I walk through my mentally composed streets of Golgata, heaving my cross across my back, whipped and lashed from the Roman soldiers birthed from my doubts and insecurities. The weight of my cross is burdened with guilt and shame, it anchors my body from escaping my crowd of dark thoughts, and unstable psyche. I was once the cherished and prodigal son, waving my faith high, but am now condemned to hang from the ornament I once hung from my neck. Nails of self contempt and confusion are hammered into my palms. I hang in agony, embracing my crimes, for my punishment is applicable. I have forsaken thy heart, thou soul, I have forsaken my beliefs for I thought God was dead.
Weeks before my cerebral crucifixion, I, the wolf of disbelief hid among the sheep of faith believing I was one of them in their pasture of holiness and devoutness we call church. I adored and believed their tales of miracle men, great disasters, and family drama, but my faith could only endure for so long in the false proclamation of love, we know as Christianity. God is love we cheered, God is merciful we cheered, God is forgiving we cheered. No one chanted these mantras louder than I, the champion of the sheep.
But it was my fellow sheep who turned my benign appetite of scripture rich grass into a craving for meat soaked in doubt and uncertainty, birthing my wolf pallet. These same sheep who told me God is love, do not dare whisper but rather preach to me that God loves no homos, God closes his gates to those who disbelieve, and damn those to fire who dare go against him. This was not the God I knew.

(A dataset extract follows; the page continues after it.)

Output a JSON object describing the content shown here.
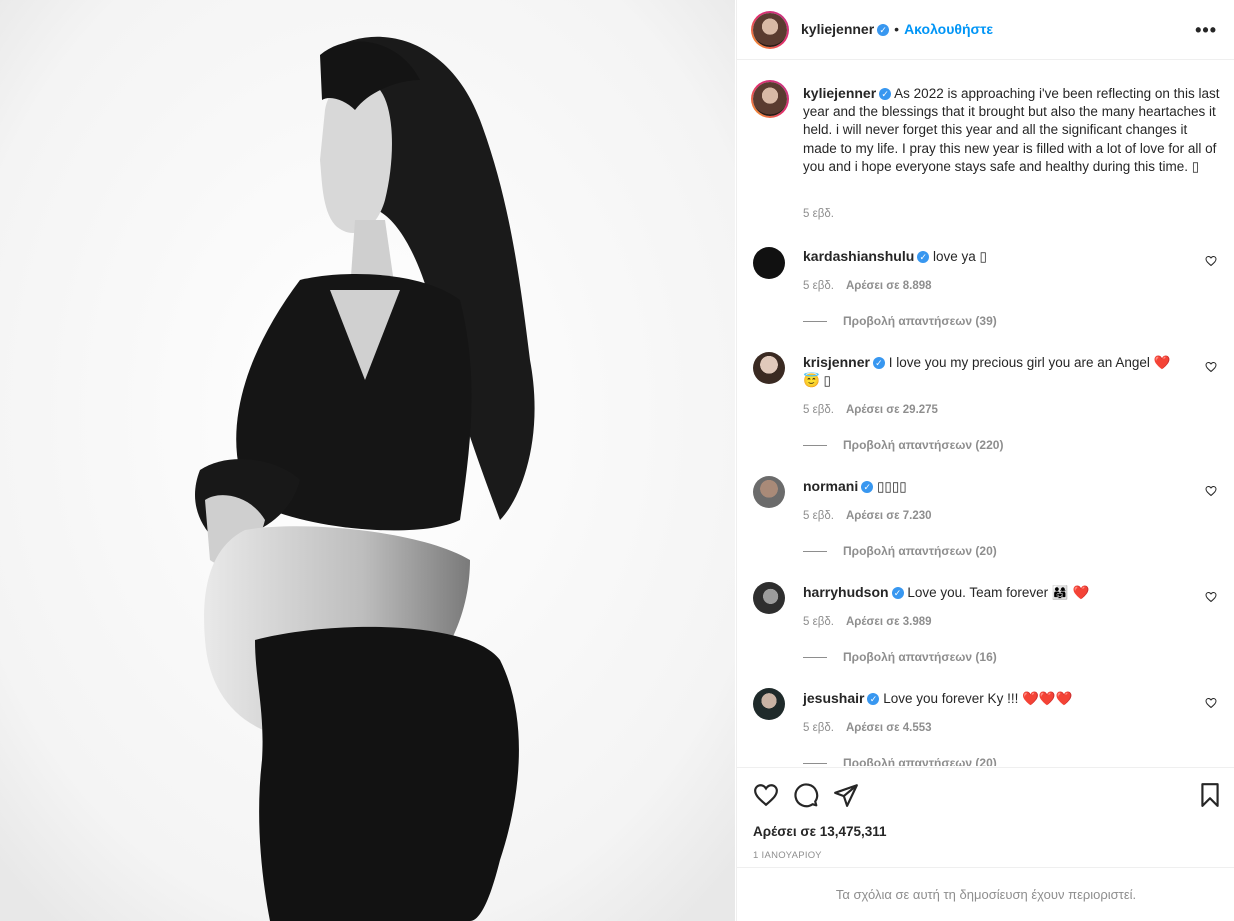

Torn and riddled with my my lack of clarity, the flames of my faith started to flicker. The waxes of my doubt started to drown my fire until the ember was as dim as the light left in my eyes. If I was lied to about who God was, perhaps I was lied to about his very existence. The fire was seemingly extinguished, invisible to the human eye. A seventeen year old candle of faith was swallowed in a darkness of anguish and uncertainty.
I hang from this cognitive constructed cross, attoning for my sins. I dare not believe, and for that I am tortured by the guilt of my decisions. The guilt of betraying everything I vowed to protect. I, who only needed a mustard seed of faith has allowed that seed to slip through my grasp, falling through my fingers into the dark. I want to believe but cannot find the will. I see him, the roman soldier fabricated from my tortured subconscious. It stabs me with a sharp blade in my side, leaving an open wound that will reveal my inner character. I anticipate that thick heathenous blood will spew out of my flesh, staining the ground with my heresy. But to my disbelief clear and pure water flows from body, and drenches the soil with my faithfulness.
My flame has not extinguished but was only dim. After suffering from my own hands, and putting myself through these torturous tribulations I realize my faith in God wavered indeed, but it was truly religion that held my contempt. This man made system that enforced too many man made rules, voices and ideas that overshadows God’s true intentions. No more will I be the blind sheep, nor the stray wolf, or the even the sacrificial lamb of my creation. I, the once forsaken walk the streets of Golgota a free man, vowing never to return to that grassy pasture.
Barrington Brissett: "I am an African American male born raised and Brooklyn. I come from Jamaican household, and hail from a working class broken family. My childhood wasn't as pleasant as I would have liked it to be, as my parents, divorced at the age of eleven, used to live pay check to pay check just to provide for my siblings and myself. I often used my writing as an escape from my undesired reality and even as a tool to vent. I write out of pain but and love, I write because it's my saving grace."